Notre psychologie actuelle serait-elle le fruit d’une réponse adaptative aux conditions du passé ? Un article récent relance les critiques sur cette théorie explicative. Cet article est paru dans Sciences Humaines (n° 329, octobre 2020)
Pourquoi avons-nous peur des serpents et insectes venimeux, même si nous n’en croisons jamais ? Un amateur de psychologie évolutionniste ou « évopsy » pourrait répondre que cette crainte a aidé nos ancêtres préhistoriques à se protéger de piqûres mortelles et donc à survivre. Elle aurait ainsi été sélectionnée au fil de l’évolution naturelle, comme d’ailleurs un grand nombre des comportements humains : la façon dont on recherche de la nourriture, un partenaire sexuel, un foyer, etc. Ce genre d’explication suscite néanmoins de vifs débats depuis son apparition à la fin des années 1980.
Spéculative et circulaire
Beaucoup de chercheurs en sciences humaines et sociales ont notamment reproché à l’évopsy de négliger le poids des facteurs historiques ou culturels. « Dans les années 1990, illustre le philosophe des sciences Philippe Huneman, codirecteur d’un ouvrage de référence sur Les Mondes darwiniens (2011), les fondateurs de l’évopsy ont prétendu avoir identifié des comportements naturels, communs à toute l’humanité. » Par exemple un ratio entre la taille d’une femme et celles de ses hanches, tel qu’elle serait jugée plus ou moins attirante par les hommes… « Leurs tests étaient complètement biaisés ! Et on a pu facilement montrer que les standards de beauté étaient très différents d’un pays à l’autre. »

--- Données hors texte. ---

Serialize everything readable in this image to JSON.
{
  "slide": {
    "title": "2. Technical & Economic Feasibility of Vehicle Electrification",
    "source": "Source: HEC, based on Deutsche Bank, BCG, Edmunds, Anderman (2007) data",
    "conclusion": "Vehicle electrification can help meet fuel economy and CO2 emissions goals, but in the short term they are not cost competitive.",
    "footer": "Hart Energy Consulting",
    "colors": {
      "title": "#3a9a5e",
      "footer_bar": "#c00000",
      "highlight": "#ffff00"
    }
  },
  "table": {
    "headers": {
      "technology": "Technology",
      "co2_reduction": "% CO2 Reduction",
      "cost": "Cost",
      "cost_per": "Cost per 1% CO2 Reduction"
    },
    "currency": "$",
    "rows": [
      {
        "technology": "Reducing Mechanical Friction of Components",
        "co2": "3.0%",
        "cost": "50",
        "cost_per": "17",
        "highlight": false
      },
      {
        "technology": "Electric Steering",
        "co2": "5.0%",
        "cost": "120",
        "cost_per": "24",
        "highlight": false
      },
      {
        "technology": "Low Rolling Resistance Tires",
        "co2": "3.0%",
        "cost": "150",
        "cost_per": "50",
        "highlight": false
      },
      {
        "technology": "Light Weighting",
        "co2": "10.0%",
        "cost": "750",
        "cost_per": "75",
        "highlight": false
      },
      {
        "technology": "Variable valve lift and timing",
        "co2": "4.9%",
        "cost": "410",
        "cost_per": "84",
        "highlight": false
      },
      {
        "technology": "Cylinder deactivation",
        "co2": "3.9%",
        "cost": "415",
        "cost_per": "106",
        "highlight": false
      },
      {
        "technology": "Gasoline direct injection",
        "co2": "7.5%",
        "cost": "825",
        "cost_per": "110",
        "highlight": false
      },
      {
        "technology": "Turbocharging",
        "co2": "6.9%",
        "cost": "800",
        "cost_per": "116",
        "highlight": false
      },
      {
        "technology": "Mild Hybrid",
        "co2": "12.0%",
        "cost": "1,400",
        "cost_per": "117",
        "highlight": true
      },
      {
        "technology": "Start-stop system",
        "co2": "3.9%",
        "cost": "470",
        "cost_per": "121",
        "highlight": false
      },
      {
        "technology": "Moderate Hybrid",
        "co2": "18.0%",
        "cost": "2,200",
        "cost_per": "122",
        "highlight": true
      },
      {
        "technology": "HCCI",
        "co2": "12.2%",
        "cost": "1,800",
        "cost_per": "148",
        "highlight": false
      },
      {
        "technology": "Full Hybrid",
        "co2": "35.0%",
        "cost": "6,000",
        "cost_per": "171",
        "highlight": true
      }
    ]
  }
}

La philosophe américaine Subrena Smith vient de jeter un nouveau pavé dans la mare dans un récent article. Elle dénonce l’évopsy comme une idée nécessairement « spéculative » et « circulaire ». Pour prouver une thèse en évopsy, explique-t-elle, nous aurions besoin de répondre à trois questions : comment se comportaient nos ancêtres préhistoriques ? Quels gènes – ou autres structures biologiques héréditaires… – en seraient la cause ? Enfin, dans quelle mesure ces gènes et ces comportements sont-ils restés les mêmes jusqu’à aujourd’hui ? Or nous ignorons quel était le quotidien des humains au Pléistocène ; aucune séquence génétique ne peut être formellement désignée comme la cause d’un comportement ou d’un fait social ; et nous n’aurions, au final, aucun moyen de comparer l’espèce humaine d’aujourd’hui à celle d’hier.
Des pistes intéressantes
« L’article de S. Smith a le mérite de synthétiser un ensemble de critiques faites à l’évopsy, mais aussi à la sociobiologie et à l’écologie comportementale depuis les années 1970, explique P. Huneman. La biologie de l’évolution part en effet du principe que les traits caractéristiques d’une espèce ont été naturellement sélectionnés en réponse à des pressions environnementales Mais dans le détail, on ne peut jamais être sûr de ce qui s’est passé. » Cette ambivalence fait de l’évopsy un programme de recherche tout à la fois légitime – ce que S. Smith ne conteste pas – mais difficile à mettre en œuvre, risquant de faire la part belle à des explications fantaisistes et à des clichés. Les critiques de l’évopsy ne viennent d’ailleurs pas seulement des sciences humaines et sociales. « C’est moins connu, mais les biologistes aussi sont souvent sceptiques, signale P. Huneman : un généticien va tout de suite vous demander à quelles séquences précises d’ADN vous attribuez un comportement, ce qui semble impossible à dire. »
Aujourd’hui cependant, l’évopsy s’est diversifiée et échappe en partie à ces critiques. Des chercheurs s’y intéressent pour mieux comprendre le poids de facteurs biologiques dans nos comportements, tout en tenant compte du caractère en partie invérifiable de ces explications. Beaucoup travaillent également avec des anthropologues, des sociologues ou encore des historiens. Au risque toutefois de diluer l’évopsy dans des disciplines mieux instituées, comme la paléoanthropologie ou la psychologie cognitive…
Subrena Smith, « Is evolutionary psychology possible ? », Biological Theory, décembre 2019.